MARINA DIAS
DE BRASÍLIA

Responsável pela articulação política do Palácio do Planalto, o ministro Carlos Marun (Secretaria de Governo) disse nesta terça-feira (30) que o governo está disposto a ceder ainda mais no texto da reforma da Previdência, desde que as novas ideias tenham como contrapartida o voto dos parlamentares.

O ministro disse ainda que está otimista quanto à votação porque o governo encomendou uma pesquisa que, segundo ele, mostra que 44% das pessoas reprovam a reforma e 63% aprova a existência de um regime único de Previdência -que tem sido o principal discurso do presidente Michel Temer para tentar vencer as resistências à proposta.

A prévia da pesquisa foi divulgada pelo ministro da Secretaria-Geral da Presidência, Moreira Franco, em uma rede social. Na postagem, Moreira Franco comemorou o fato de, pela primeira vez, um levantamento nacional mostrar que os opositores à reforma são menos da metade da população.

Segundo Marun, Temer aceita flexibilizar o projeto que determina as mudanças nas regras de aposentadoria para aprová-lo em fevereiro.

O governo já cedeu em vários pontos. Reduziu a idade mínima para mulheres (de 65 anos para 62) e o tempo de contribuição de 25 para 15 anos para os trabalhadores da iniciativa privada. Também cortou de 49 para 40 anos o tempo necessário para ter direito ao valor máximo do benefício e retirou as mudanças para os trabalhadores rurais de economia familiar e para o benefício assistencial pago a idosos pobres, o BPC (Benefício de Prestação Continuada).

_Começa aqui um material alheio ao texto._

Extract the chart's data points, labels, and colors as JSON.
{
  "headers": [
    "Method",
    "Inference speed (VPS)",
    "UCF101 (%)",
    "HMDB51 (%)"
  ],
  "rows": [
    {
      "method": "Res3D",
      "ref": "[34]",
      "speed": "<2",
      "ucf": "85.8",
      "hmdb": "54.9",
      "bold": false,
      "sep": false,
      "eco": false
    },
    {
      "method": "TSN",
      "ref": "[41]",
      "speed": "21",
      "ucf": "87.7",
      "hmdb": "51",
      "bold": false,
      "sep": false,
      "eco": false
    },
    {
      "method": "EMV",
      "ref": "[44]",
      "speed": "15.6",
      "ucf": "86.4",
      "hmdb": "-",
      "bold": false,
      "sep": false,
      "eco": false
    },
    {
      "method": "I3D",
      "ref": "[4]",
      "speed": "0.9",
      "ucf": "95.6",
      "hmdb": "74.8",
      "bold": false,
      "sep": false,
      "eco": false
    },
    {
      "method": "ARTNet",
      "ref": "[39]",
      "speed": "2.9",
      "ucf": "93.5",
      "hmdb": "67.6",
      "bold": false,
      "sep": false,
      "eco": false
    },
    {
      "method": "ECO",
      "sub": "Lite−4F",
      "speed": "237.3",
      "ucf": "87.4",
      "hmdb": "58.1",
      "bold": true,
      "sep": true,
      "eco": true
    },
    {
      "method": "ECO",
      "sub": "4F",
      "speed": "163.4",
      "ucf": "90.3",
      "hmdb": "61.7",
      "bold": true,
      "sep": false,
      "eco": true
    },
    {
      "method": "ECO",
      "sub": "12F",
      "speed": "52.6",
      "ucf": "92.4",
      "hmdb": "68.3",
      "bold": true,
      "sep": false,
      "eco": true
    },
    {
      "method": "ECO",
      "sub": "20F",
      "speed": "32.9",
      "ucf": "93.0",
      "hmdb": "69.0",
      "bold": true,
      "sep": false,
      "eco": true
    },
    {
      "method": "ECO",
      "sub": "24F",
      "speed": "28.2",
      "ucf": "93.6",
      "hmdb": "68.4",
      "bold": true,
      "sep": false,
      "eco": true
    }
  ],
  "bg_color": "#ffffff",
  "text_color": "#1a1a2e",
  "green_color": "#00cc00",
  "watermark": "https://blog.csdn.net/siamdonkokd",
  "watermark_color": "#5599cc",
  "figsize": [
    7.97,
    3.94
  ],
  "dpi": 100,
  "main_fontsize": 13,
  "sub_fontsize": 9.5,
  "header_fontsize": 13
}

Agora, o presidente faz questão de manter o que considera os dois pilares da reforma: idade mínima -hoje fixada em 62 anos para mulheres e 65 para homens- e igualdade nos sistemas de regime previdenciário. "Em nenhum momento colocamos que estávamos fechados a qualquer possibilidade de diálogo. O que nós não queremos é aquela conversa que não leva a lugar nenhum: ideias que não tragam compromisso, que não tragam votos", disse Marun após uma reunião com Temer.

Marun também esteve em um encontro na casa do presidente da Câmara, Rodrigo Maia (DEM-RJ), com a presença de líderes do governo e deputados aliados para discutir uma estratégia "mais organizada" na reta final para a conquista de pelo menos 308 votos necessários para aprovar a medida na Câmara. A votação está prevista para o dia 20 de janeiro.

PROTESTO

Com carros alegóricos, bateria e até passistas, movimentos sindicais organizaram, nesta terça, um protesto carnavalesco contra a reforma da Previdência.

Cerca de 2 000 manifestante atravessaram 1,6 km entre a praça Oswaldo Cruz e o vão livre do Masp, na avenida Paulista, entoando o samba enredo "Quem lutou a vida inteira exige respeito". O cortejo foi organizado em alas temáticas, como custo de vida, saúde e enterro da Previdência. A Polícia Militar não divulgou estimativas sobre o número de participantes.